Dive into the world of scalable data processing with 'Essential PySpark for Scalable Data Analytics'. This book is a comprehensive guide that helps beginners understand and utilize PySpark to process, analyze, and draw insights from large datasets effectively. With hands-on tutorials and clear explanations, you will gain the confidence to tackle big data analytics challenges. What this Book will help me do Understand and apply the distributed computing paradigm for big data. Learn to perform scalable data ingestion, cleansing, and preparation using PySpark. Create and utilize data lakes and the Lakehouse paradigm for efficient data storage and access. Develop and deploy machine learning models with scalability in mind. Master real-time analytics pipelines and create impactful data visualizations. Author(s) None Nudurupati is an experienced data engineer and educator, specializing in distributed systems and big data technologies. With years of practical experience in the field, None brings a clear and approachable teaching style to technical topics. Passionate about empowering readers, the author has designed this book to be both practical and inspirational for aspiring data practitioners. Who is it for? This book is ideal for data professionals including data scientists, engineers, and analysts looking to scale their data analytics processes. It assumes familiarity with basic data science concepts and Python, as well as some experience with SQL-like data analysis. This is particularly suitable for individuals aiming to expand their knowledge in distributed computing and PySpark to handle big data challenges. Achieving scalable and efficient data solutions is at the core of this guide.

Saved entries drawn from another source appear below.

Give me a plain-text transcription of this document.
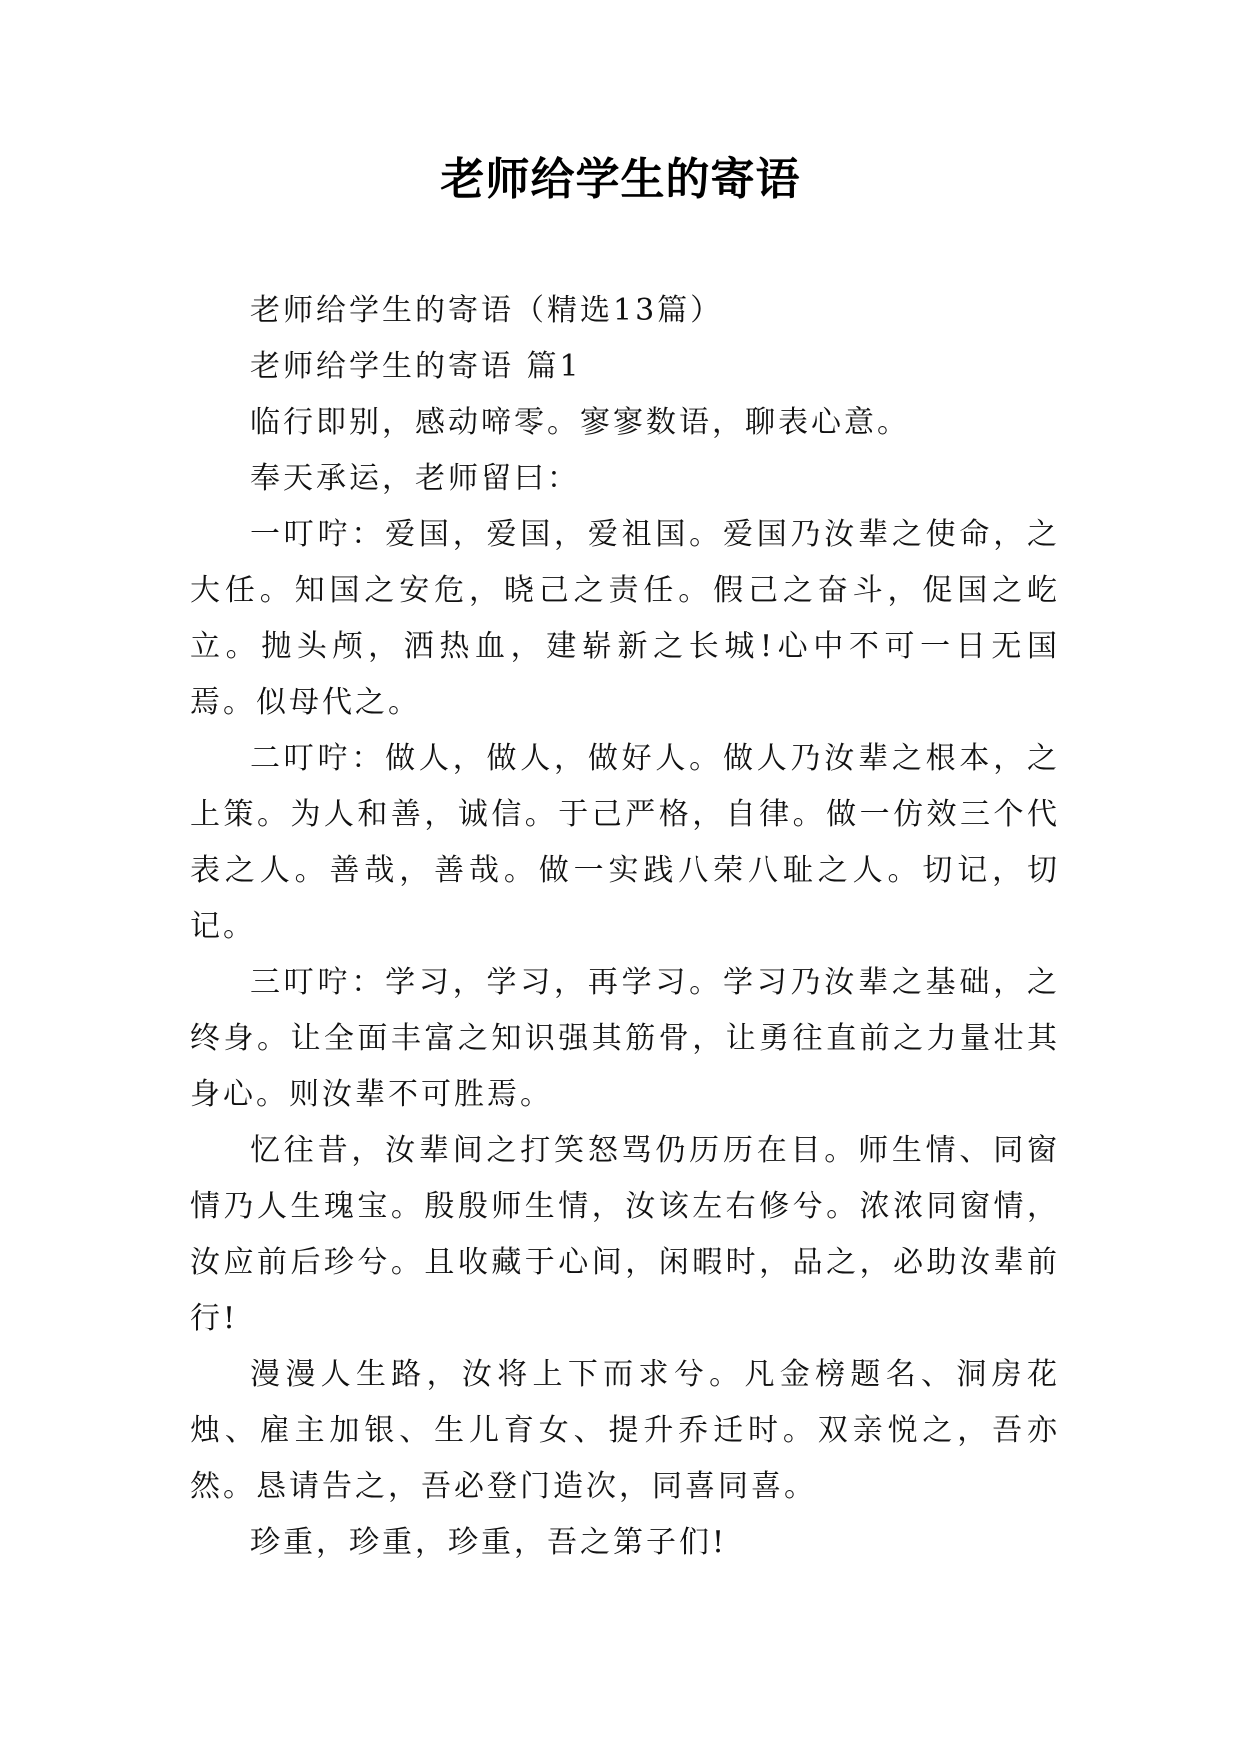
老师给学生的寄语

老师给学生的寄语（精选13篇）

老师给学生的寄语 篇1

临行即别，感动啼零。寥寥数语，聊表心意。

奉天承运，老师留曰：

一叮咛：爱国，爱国，爱祖国。爱国乃汝辈之使命，之大任。知国之安危，晓己之责任。假己之奋斗，促国之屹立。抛头颅，洒热血，建崭新之长城!心中不可一日无国焉。似母代之。

二叮咛：做人，做人，做好人。做人乃汝辈之根本，之上策。为人和善，诚信。于己严格，自律。做一仿效三个代表之人。善哉，善哉。做一实践八荣八耻之人。切记，切记。

三叮咛：学习，学习，再学习。学习乃汝辈之基础，之终身。让全面丰富之知识强其筋骨，让勇往直前之力量壮其身心。则汝辈不可胜焉。

忆往昔，汝辈间之打笑怒骂仍历历在目。师生情、同窗情乃人生瑰宝。殷殷师生情，汝该左右修兮。浓浓同窗情，汝应前后珍兮。且收藏于心间，闲暇时，品之，必助汝辈前行!

漫漫人生路，汝将上下而求兮。凡金榜题名、洞房花烛、雇主加银、生儿育女、提升乔迁时。双亲悦之，吾亦然。恳请告之，吾必登门造次，同喜同喜。

珍重，珍重，珍重，吾之第子们!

Data Engineering with Apache Spark, Delta Lake, and Lakehouse

Data Engineering with Apache Spark, Delta Lake, and Lakehouse is a comprehensive guide packed with practical knowledge for building robust and scalable data pipelines. Throughout this book, you will explore the core concepts and applications of Apache Spark and Delta Lake, and learn how to design and implement efficient data engineering workflows using real-world examples. What this Book will help me do Master the core concepts and components of Apache Spark and Delta Lake. Create scalable and secure data pipelines for efficient data processing. Learn best practices and patterns for building enterprise-grade data lakes. Discover how to operationalize data models into production-ready pipelines. Gain insights into deploying and monitoring data pipelines effectively. Author(s) None Kukreja is a seasoned data engineer with over a decade of experience working with big data platforms. He specializes in implementing efficient and scalable data solutions to meet the demands of modern analytics and data science. Writing with clarity and a practical approach, he aims to provide actionable insights that professionals can apply to their projects. Who is it for? This book is tailored for aspiring data engineers and data analysts who wish to delve deeper into building scalable data platforms. It is suitable for those with basic knowledge of Python, Spark, and SQL, and seeking to learn Delta Lake and advanced data engineering concepts. Readers should be eager to develop practical skills for tackling real-world data engineering challenges.